Chen Zhenyu, Li Jianping, Wei Liwei
Institute of Policy & Management, Chinese Academy of Sciences, Beijing 100080, China.
Artif Intell Med. 2007 Oct;41(2):161-75. doi: 10.1016/j.artmed.2007.07.008. Epub 2007 Sep 11.
Recently, gene expression profiling using microarray techniques has been shown as a promising tool to improve the diagnosis and treatment of cancer. Gene expression data contain high level of noise and the overwhelming number of genes relative to the number of available samples. It brings out a great challenge for machine learning and statistic techniques. Support vector machine (SVM) has been successfully used to classify gene expression data of cancer tissue. In the medical field, it is crucial to deliver the user a transparent decision process. How to explain the computed solutions and present the extracted knowledge becomes a main obstacle for SVM.
A multiple kernel support vector machine (MK-SVM) scheme, consisting of feature selection, rule extraction and prediction modeling is proposed to improve the explanation capacity of SVM. In this scheme, we show that the feature selection problem can be translated into an ordinary multiple parameters learning problem. And a shrinkage approach: 1-norm based linear programming is proposed to obtain the sparse parameters and the corresponding selected features. We propose a novel rule extraction approach using the information provided by the separating hyperplane and support vectors to improve the generalization capacity and comprehensibility of rules and reduce the computational complexity.
Two public gene expression datasets: leukemia dataset and colon tumor dataset are used to demonstrate the performance of this approach. Using the small number of selected genes, MK-SVM achieves encouraging classification accuracy: more than 90% for both two datasets. Moreover, very simple rules with linguist labels are extracted. The rule sets have high diagnostic power because of their good classification performance.
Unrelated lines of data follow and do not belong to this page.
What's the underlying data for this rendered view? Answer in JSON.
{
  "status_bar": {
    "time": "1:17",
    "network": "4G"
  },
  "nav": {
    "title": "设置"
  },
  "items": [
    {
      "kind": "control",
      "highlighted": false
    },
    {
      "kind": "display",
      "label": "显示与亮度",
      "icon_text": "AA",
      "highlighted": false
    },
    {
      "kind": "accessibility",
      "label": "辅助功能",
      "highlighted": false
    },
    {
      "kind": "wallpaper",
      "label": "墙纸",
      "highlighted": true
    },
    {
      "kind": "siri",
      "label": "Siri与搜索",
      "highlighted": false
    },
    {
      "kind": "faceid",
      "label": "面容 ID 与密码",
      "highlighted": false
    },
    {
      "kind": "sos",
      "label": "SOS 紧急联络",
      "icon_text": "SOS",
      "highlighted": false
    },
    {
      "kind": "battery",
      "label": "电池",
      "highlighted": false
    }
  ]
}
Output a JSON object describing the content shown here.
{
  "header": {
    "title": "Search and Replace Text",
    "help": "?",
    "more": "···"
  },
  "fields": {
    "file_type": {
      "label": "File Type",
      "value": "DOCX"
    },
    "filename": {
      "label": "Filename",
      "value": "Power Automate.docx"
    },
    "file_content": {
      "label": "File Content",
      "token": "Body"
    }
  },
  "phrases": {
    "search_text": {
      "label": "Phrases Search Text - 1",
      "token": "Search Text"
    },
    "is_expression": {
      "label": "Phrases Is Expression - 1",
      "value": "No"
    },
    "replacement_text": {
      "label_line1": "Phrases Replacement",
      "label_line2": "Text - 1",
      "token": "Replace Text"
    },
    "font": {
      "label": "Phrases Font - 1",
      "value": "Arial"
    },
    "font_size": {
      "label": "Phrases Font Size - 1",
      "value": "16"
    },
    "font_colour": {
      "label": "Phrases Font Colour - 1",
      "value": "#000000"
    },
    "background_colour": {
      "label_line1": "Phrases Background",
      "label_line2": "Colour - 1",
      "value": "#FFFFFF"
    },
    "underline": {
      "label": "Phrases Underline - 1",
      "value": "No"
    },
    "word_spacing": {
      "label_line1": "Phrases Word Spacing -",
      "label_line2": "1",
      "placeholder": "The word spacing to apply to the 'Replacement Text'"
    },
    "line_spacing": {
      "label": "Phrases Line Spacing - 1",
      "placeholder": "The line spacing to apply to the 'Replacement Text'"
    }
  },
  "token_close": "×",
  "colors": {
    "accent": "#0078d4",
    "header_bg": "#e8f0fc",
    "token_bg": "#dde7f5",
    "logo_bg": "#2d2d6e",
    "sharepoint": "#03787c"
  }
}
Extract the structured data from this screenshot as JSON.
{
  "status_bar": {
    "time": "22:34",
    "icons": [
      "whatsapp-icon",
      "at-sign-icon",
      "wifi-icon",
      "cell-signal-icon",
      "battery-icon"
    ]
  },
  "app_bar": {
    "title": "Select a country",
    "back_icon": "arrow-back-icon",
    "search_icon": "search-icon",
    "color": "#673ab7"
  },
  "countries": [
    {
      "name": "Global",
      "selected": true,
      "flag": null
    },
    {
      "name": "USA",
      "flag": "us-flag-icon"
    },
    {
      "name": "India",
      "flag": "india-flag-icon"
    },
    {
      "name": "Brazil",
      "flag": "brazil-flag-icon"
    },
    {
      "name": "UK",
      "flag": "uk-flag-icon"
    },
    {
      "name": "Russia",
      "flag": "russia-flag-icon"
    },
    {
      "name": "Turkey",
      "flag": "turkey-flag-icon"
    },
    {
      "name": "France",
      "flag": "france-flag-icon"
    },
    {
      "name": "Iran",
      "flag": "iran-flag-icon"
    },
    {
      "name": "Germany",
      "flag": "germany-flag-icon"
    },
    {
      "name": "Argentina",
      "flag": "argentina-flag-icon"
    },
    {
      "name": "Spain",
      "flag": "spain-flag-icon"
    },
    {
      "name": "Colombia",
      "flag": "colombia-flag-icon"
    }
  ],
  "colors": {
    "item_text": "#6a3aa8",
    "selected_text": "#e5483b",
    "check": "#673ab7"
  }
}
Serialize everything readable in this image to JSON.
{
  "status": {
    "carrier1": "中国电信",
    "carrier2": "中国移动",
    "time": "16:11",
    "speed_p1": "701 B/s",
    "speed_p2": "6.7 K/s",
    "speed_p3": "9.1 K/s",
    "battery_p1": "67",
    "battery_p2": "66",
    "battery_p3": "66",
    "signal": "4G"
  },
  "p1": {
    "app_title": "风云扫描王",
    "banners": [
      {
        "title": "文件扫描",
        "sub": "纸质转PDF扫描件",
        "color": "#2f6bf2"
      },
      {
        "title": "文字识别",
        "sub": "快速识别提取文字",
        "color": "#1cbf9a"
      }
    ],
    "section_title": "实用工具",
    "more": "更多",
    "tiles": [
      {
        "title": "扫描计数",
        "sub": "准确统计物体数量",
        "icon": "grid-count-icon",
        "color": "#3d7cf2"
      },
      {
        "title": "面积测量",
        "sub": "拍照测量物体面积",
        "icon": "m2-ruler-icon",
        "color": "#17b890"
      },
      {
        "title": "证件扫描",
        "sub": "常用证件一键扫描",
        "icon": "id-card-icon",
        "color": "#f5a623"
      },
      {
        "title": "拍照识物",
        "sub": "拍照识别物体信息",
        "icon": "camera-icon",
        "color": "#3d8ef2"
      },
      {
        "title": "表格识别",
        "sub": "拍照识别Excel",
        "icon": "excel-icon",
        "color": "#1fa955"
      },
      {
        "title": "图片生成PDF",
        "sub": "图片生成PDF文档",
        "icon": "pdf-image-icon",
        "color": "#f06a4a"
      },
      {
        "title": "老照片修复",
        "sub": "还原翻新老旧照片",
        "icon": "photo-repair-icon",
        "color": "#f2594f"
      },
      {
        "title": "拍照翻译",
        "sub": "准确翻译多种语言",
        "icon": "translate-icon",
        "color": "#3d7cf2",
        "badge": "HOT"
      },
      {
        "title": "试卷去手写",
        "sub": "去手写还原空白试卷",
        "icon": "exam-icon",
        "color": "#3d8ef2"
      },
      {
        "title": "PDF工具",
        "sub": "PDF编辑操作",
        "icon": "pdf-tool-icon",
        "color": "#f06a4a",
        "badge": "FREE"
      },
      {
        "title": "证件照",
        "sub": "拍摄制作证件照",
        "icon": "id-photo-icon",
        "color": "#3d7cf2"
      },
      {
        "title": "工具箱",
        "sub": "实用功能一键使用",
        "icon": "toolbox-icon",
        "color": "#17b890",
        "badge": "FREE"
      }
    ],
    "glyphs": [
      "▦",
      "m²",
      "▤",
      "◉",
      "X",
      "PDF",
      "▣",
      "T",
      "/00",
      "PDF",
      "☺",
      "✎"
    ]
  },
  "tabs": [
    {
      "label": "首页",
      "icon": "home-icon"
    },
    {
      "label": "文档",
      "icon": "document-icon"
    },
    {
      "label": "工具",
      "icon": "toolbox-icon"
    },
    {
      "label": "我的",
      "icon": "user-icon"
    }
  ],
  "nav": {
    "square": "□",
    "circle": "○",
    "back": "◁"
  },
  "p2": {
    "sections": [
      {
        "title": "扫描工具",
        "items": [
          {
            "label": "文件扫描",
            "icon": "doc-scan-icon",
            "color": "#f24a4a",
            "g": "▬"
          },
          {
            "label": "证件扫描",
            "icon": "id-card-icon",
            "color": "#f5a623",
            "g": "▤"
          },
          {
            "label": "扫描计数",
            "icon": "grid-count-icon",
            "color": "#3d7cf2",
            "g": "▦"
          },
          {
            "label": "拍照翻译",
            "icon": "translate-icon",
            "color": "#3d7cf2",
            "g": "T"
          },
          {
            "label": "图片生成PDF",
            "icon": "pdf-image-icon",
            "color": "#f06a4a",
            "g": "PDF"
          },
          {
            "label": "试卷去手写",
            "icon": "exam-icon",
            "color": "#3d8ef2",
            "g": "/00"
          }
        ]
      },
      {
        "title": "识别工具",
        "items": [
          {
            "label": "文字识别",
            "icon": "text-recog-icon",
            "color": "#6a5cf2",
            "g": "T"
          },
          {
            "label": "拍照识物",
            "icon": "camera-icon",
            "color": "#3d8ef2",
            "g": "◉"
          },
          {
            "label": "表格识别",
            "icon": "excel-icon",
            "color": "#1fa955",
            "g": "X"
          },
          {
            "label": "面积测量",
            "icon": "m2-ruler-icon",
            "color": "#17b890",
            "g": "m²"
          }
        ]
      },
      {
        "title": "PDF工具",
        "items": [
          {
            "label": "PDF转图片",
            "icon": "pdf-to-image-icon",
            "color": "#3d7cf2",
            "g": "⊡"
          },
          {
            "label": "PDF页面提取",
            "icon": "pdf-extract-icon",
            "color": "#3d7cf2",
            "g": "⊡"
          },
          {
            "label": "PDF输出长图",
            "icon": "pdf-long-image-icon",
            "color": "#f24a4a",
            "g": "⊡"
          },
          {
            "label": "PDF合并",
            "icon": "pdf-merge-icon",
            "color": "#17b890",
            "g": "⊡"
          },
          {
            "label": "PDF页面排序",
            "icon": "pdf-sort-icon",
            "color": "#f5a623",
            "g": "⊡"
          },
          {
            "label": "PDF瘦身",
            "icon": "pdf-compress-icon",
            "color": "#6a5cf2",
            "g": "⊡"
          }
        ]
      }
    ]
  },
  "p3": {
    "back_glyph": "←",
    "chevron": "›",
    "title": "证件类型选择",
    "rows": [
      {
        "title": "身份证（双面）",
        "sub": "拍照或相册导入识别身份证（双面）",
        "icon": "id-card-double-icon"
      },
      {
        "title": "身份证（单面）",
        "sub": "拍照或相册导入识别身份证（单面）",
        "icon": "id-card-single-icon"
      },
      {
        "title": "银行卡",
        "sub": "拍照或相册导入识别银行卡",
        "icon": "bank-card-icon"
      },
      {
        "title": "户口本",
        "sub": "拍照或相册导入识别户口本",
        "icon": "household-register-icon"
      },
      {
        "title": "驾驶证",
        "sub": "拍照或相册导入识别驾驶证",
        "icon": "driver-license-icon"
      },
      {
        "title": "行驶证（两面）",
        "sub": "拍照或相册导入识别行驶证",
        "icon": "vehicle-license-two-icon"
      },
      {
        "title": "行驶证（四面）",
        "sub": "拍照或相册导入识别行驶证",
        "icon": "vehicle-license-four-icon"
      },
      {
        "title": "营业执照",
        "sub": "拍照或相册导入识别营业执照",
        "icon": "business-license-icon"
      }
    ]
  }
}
最近,使用微阵列技术进行基因表达谱分析已被证明是一种改善癌症诊断和治疗的有前途的工具。基因表达数据包含高水平的噪声,并且相对于可用样本数量而言基因数量众多。这给机器学习和统计技术带来了巨大挑战。支持向量机(SVM)已成功用于对癌组织的基因表达数据进行分类。在医学领域,向用户提供透明的决策过程至关重要。如何解释计算出的解决方案并呈现提取的知识成为SVM的主要障碍。
提出了一种由特征选择、规则提取和预测建模组成的多核支持向量机(MK-SVM)方案,以提高SVM的解释能力。在该方案中,我们表明特征选择问题可以转化为一个普通的多参数学习问题。并且提出了一种收缩方法:基于1-范数的线性规划,以获得稀疏参数和相应的所选特征。我们提出了一种新颖的规则提取方法,利用分离超平面和支持向量提供的信息来提高规则的泛化能力和可理解性,并降低计算复杂度。
使用两个公共基因表达数据集:白血病数据集和结肠肿瘤数据集来证明该方法的性能。利用少量选定的基因,MK-SVM取得了令人鼓舞的分类准确率:两个数据集均超过90%。此外,提取了带有语言标签的非常简单的规则。由于其良好的分类性能,这些规则集具有很高的诊断能力。